The Institution of Engineers, Sri Lanka
- Abbreviation: IESL
- Predecessor: Engineering Association of Ceylon
- Formation: 1906
- Founded at: Anuradhapura
- Legal status: Active
- Headquarters: 120/15, Wijerama Mawatha, Colombo 07
- Fields: Engineering
- President: Eng. Kosala Kamburadeniya
- Elected President: Eng. Prabodha Jinasena
- Vice President: Eng. Mangala Silva
- Website: www.iesl.lk

= Institution of Engineers, Sri Lanka =

Sri Lankan professional institution

The Institution of Engineers, Sri Lanka (IESL) is a multidisciplinary professional engineering institution in Sri Lanka.

==History==

1906 saw the birth of the Engineering Association of Ceylon.

Presided by the Governor of Ceylon Sir Henry Blake, the inauguration of the Association was held on the January 6th 1906 within the hallowed precincts of the Legislative Council of Chambers. The then Head of State, the Governor was made Patron of the Association - a tradition that continues to date where the Head of State remains the Patron. F A Cooper was appointed Founder President.

From 1956 however, a series of chapters began unfolding for the Association. Those chapters began with a name change, in which the Association was established as the Institution of Engineers, Ceylon. It was in 1968 that the Association bore a name change.

The Institution was incorporated by Act of Parliament No 17 of 1968 as the Institute of Engineers, Ceylon. When in 1972, the country itself changed its name to reflect its historic annals and eastern roots to become a republic, the Institution of Engineers adopted Sri Lanka to replace Ceylon.

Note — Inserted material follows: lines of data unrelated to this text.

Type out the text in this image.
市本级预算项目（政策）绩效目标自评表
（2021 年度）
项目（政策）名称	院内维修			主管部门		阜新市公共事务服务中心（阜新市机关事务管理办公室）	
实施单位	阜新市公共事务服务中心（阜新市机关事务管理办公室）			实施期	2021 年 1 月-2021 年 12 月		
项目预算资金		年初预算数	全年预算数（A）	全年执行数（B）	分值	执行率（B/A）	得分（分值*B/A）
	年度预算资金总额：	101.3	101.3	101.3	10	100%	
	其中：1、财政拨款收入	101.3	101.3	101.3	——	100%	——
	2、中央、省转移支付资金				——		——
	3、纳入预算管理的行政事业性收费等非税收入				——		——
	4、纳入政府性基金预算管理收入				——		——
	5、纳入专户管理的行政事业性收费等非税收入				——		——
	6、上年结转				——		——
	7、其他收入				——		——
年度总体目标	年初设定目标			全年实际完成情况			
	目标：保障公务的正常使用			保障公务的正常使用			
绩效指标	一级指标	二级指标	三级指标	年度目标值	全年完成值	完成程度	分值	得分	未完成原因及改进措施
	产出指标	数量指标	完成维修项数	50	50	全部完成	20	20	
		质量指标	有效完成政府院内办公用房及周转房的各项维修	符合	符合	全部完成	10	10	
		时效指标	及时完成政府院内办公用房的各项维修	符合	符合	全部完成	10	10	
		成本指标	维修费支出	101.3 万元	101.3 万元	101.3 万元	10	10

In 1996, this name was ratified by the Amendment to the Act No 3 of 1996. This heralded a renaming to the Institution of Engineers Sri Lanka.

==Membership==
IESL offers several categories of membership, including:

- Student Member
- Graduate Member
- Associate Member (AMIE)
- Chartered Engineer (CEng)

These memberships recognize different levels of academic qualification and professional experience.
- Corporate Member grades
- Fellow - FIE (Sri Lanka)
- Member - MIE (Sri Lanka)

- Non-corporate Member grades
- Associate Member - AMIE (Sri Lanka)
- Affiliate Member - AflMIE (Sri Lanka)
- Associate
- Companion
- Student Member

https://www.iesl.lk/index.php?option=com_content&view=article&id=140&Itemid=417&lang=en

==Washington Accord==

In June 2014, the IESL was admitted to the Washington Accord, on a unanimous decision made by the signatory countries at the 2014 International Engineering Meetings held in Wellington New Zealand. Sri Lanka now becomes the sixteenth signatory to this Accord, joining Australia, Canada, Ireland, the US, UK, New Zealand, Russia, South Africa, Japan, South Korea, Hong Kong, China, Taiwan, Malaysia, Singapore and Turkey as a Washington Accord Signatory Country.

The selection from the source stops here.